Die Einigung stehe für eine "Abkehr von veralteten Standards, von denen einige 15 bis 20 Jahre alt sind", erklärte der zuständige Verhandlungsführer im Europaparlament, der Sozialdemokrat Javi López. Die Luftverschmutzung sei eine "Pandemie in Zeitlupe", die in der EU noch immer zu zahlreichen Krankheiten führe.
WHO-Empfehlungen gehen weiter
Die neuen Ziele bleiben jedoch hinter den Empfehlungen der Weltgesundheitsorganisation (WHO) aus dem Jahr 2021 zurück. Ursprünglich hatte das Parlament eine strikte und verbindliche Anpassung an diese Empfehlungen bis zum Jahr 2035 gefordert. Die Mitgliedsstaaten hingegen unterstützten lediglich die von der Europäischen Kommission vorgeschlagenen Werte bis 2030, die weit weniger drastisch sind.
Nach Ansicht der Union im Bundestag schießt der Kompromiss weit über das Ziel hinaus. Technisch nicht machbare Grenzwerte dienten weder Umwelt noch Gesundheit, sagte Vize-Fraktionschef Steffen Bilger. Man habe die Warnung von Kommunen und Wirtschaft vor Einschnitten bei Mobilität und Industrieproduktion ignoriert. "Aufgrund der neu vorgesehenen individuellen Entschädigungsrechte ist nun zudem mit Klagewellen zu rechnen", warnte Bilger.

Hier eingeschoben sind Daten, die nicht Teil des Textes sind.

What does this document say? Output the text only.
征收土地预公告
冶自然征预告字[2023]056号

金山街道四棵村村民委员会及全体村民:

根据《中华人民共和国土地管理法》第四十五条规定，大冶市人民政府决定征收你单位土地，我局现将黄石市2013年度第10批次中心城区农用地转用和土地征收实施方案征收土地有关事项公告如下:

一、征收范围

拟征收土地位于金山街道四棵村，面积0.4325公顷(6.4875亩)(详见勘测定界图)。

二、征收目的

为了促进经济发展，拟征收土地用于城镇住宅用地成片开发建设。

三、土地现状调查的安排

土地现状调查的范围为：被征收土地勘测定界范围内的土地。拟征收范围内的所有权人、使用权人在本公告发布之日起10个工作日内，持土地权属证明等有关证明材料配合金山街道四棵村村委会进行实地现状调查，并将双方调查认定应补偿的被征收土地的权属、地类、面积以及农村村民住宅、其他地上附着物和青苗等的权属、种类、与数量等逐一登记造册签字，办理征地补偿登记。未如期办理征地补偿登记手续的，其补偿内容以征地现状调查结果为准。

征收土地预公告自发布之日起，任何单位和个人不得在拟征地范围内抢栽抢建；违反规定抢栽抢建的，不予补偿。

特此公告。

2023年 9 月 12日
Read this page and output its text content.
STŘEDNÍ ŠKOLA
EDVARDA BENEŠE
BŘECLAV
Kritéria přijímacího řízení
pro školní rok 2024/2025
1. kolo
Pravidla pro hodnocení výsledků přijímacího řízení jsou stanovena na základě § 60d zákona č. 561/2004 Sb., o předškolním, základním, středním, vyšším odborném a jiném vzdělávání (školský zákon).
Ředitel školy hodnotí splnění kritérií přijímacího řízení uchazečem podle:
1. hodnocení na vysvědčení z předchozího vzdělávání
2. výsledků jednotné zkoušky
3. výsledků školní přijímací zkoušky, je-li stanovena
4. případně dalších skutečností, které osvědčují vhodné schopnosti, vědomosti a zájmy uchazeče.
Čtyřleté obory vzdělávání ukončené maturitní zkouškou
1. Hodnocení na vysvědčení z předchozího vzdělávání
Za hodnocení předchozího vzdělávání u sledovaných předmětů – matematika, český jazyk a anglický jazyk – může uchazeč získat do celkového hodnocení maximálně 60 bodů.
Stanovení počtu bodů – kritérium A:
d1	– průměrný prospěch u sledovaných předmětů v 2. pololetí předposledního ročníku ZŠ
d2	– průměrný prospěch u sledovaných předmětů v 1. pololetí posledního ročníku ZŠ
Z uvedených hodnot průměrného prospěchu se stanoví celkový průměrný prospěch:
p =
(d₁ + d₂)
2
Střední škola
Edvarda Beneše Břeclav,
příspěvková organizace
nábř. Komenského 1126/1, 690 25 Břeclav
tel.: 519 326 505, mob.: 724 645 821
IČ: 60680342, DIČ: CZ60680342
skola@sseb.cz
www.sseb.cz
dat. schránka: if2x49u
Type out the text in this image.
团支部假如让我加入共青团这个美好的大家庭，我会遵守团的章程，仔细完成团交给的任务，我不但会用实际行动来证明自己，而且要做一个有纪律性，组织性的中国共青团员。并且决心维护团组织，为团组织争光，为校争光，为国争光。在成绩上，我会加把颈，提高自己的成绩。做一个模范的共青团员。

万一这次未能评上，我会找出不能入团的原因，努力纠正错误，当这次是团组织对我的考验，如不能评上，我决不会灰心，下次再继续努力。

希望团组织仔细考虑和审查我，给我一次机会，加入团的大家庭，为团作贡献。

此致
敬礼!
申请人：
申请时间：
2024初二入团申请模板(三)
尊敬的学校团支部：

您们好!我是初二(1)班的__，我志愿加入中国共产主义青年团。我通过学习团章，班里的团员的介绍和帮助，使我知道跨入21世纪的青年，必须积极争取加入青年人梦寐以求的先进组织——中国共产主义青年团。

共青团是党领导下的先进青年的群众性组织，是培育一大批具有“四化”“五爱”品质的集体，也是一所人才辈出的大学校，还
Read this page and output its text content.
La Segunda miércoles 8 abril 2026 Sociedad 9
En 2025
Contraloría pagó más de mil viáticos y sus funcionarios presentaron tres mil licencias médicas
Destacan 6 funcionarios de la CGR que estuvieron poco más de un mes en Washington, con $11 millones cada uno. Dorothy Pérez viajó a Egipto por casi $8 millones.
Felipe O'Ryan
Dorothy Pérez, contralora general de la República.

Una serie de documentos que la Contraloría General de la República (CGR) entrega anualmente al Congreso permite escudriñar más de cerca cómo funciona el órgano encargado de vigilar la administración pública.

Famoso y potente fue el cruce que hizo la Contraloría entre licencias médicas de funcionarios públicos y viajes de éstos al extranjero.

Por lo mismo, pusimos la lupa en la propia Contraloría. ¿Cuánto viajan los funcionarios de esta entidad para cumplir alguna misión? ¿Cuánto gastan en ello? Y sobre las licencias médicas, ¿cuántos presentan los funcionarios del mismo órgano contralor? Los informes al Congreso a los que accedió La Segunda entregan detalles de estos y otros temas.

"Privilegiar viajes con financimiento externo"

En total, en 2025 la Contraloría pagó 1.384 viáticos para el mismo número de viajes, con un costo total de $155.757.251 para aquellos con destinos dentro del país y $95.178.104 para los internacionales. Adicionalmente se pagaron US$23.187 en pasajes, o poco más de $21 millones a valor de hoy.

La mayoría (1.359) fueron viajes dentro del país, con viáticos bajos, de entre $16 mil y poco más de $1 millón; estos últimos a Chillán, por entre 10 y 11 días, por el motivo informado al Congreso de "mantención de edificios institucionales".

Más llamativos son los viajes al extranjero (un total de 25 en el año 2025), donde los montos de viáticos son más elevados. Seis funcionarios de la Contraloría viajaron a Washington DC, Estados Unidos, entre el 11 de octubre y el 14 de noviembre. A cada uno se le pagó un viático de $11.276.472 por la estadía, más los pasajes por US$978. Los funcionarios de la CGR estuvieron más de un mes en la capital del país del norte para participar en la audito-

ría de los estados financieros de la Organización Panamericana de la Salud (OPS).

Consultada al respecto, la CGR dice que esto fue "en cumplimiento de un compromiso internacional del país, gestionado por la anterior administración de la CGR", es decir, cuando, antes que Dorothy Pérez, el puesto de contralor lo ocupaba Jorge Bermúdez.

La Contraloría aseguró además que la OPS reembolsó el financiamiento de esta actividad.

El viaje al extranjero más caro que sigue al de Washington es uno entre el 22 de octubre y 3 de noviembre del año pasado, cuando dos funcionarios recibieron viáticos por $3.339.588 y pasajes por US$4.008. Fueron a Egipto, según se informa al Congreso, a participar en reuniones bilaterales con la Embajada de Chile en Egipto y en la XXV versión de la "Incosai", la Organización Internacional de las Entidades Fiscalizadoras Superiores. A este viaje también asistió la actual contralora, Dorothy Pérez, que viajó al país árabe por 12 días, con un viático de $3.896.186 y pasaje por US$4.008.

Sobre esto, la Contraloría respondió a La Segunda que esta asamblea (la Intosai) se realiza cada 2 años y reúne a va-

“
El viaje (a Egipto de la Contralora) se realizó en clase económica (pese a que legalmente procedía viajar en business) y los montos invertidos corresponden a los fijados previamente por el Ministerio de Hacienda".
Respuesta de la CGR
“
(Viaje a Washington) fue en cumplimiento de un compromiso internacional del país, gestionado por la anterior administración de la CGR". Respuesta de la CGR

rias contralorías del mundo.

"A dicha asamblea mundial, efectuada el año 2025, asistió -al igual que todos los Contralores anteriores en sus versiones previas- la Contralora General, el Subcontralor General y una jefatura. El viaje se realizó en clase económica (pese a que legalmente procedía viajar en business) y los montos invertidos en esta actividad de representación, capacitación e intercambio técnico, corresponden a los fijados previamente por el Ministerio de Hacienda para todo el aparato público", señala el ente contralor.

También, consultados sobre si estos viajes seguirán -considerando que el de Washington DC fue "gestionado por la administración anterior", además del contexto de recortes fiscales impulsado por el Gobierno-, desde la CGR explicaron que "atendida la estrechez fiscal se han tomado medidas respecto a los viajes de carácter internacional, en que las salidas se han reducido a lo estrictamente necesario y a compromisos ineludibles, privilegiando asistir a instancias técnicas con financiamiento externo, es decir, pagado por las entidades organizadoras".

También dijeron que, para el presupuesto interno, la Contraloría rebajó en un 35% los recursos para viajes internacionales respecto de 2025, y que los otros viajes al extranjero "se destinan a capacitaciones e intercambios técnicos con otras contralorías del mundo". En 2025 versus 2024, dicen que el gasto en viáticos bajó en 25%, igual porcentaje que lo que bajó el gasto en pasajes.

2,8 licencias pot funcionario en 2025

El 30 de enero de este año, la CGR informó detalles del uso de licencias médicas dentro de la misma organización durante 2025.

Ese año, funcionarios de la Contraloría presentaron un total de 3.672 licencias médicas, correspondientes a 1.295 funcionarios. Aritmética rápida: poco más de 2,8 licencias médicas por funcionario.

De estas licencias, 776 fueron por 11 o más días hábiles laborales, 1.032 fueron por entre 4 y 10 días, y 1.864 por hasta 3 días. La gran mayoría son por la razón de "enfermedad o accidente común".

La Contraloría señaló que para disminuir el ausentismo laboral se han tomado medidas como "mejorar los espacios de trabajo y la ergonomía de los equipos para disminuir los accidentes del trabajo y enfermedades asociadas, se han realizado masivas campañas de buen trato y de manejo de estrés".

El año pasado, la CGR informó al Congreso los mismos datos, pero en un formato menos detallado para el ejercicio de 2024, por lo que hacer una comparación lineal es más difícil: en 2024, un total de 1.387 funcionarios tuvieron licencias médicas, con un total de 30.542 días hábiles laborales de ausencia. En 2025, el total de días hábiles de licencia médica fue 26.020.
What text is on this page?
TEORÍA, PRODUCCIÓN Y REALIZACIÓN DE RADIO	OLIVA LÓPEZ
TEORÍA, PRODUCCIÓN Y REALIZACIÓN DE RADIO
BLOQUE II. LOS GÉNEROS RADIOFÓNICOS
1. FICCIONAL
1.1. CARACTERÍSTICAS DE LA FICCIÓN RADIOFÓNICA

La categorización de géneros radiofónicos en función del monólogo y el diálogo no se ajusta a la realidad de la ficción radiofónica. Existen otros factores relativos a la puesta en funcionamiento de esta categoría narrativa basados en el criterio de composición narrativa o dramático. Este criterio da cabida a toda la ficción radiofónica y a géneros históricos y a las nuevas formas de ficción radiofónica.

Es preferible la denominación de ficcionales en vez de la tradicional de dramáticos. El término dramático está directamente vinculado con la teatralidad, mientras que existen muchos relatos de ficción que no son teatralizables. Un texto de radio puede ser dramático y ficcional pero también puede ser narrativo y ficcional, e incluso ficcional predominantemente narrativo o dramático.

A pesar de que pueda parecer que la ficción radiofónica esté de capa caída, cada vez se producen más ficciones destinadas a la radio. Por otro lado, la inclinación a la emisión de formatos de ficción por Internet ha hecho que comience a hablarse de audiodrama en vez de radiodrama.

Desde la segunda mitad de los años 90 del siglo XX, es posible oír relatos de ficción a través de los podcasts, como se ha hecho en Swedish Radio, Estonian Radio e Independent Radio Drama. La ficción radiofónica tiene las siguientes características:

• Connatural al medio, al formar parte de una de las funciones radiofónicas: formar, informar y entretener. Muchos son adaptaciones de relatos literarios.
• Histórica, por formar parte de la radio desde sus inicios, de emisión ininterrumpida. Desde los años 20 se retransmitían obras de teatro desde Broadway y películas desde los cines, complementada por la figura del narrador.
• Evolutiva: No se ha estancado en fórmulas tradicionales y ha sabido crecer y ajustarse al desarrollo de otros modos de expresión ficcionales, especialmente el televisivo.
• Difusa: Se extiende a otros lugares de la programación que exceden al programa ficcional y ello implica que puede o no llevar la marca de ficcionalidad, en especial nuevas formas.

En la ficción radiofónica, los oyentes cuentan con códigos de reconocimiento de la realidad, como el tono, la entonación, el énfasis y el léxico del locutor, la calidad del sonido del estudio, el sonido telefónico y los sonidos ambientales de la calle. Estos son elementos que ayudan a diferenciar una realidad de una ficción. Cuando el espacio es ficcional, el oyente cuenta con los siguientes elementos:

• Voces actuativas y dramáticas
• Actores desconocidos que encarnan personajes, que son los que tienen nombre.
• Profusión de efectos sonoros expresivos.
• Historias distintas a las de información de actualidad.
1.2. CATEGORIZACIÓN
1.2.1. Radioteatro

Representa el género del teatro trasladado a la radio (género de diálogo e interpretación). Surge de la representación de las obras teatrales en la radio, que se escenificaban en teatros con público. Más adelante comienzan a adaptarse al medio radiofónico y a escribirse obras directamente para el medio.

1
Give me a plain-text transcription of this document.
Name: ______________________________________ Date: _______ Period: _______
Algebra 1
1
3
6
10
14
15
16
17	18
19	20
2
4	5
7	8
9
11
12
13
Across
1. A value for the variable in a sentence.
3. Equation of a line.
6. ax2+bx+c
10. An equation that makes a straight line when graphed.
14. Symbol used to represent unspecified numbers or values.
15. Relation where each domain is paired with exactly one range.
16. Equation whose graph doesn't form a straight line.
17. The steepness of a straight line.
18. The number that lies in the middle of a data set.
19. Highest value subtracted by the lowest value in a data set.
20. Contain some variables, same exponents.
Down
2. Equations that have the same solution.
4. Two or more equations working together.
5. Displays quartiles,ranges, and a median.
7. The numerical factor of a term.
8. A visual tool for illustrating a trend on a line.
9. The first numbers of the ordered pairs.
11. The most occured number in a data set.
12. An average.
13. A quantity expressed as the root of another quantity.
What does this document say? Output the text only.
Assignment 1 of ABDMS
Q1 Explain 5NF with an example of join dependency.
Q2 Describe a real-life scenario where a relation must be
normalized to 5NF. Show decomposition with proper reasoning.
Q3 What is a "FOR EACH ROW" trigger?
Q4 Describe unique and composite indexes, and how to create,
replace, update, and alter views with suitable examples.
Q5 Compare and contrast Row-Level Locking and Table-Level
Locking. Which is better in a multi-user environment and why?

Der CDU-Politiker und Vorsitzende des Agrarausschusses im EU-Parlament, Norbert Lins, befürchtet Fahrverboten oder den Stopp von Bauprojekten.
EU-Verfahren gegen Deutschland
Deutschland hatte jahrelang gegen die alten EU-Grenzwerte vor allem bei Stickoxiden verstoßen und ein EU-Verfahren gegen sich ausgelöst. Konkrete Sanktionen sah die EU-Regelung jedoch nicht vor. Umweltverbände setzten über Gerichtsklagen letztlich durch, dass in einigen deutschen Städten in einzelnen Straßenzügen Fahrverbote für ältere Diesel-Fahrzeuge ausgesprochen werden mussten. Mittlerweile werden die Grenzwerte in Deutschland fast überall wieder eingehalten.
Nach Daten der Europäischen Umweltagentur starben 2021 wegen der Luftverschmutzung mehr als 300.000 Menschen in der EU. Allein der Feinstaub durch Reifenabrieb oder Industrieanlagen sei für mehr als 250.000 Tote verantwortlich. Dazu kommen Stickoxide etwa durch Diesel.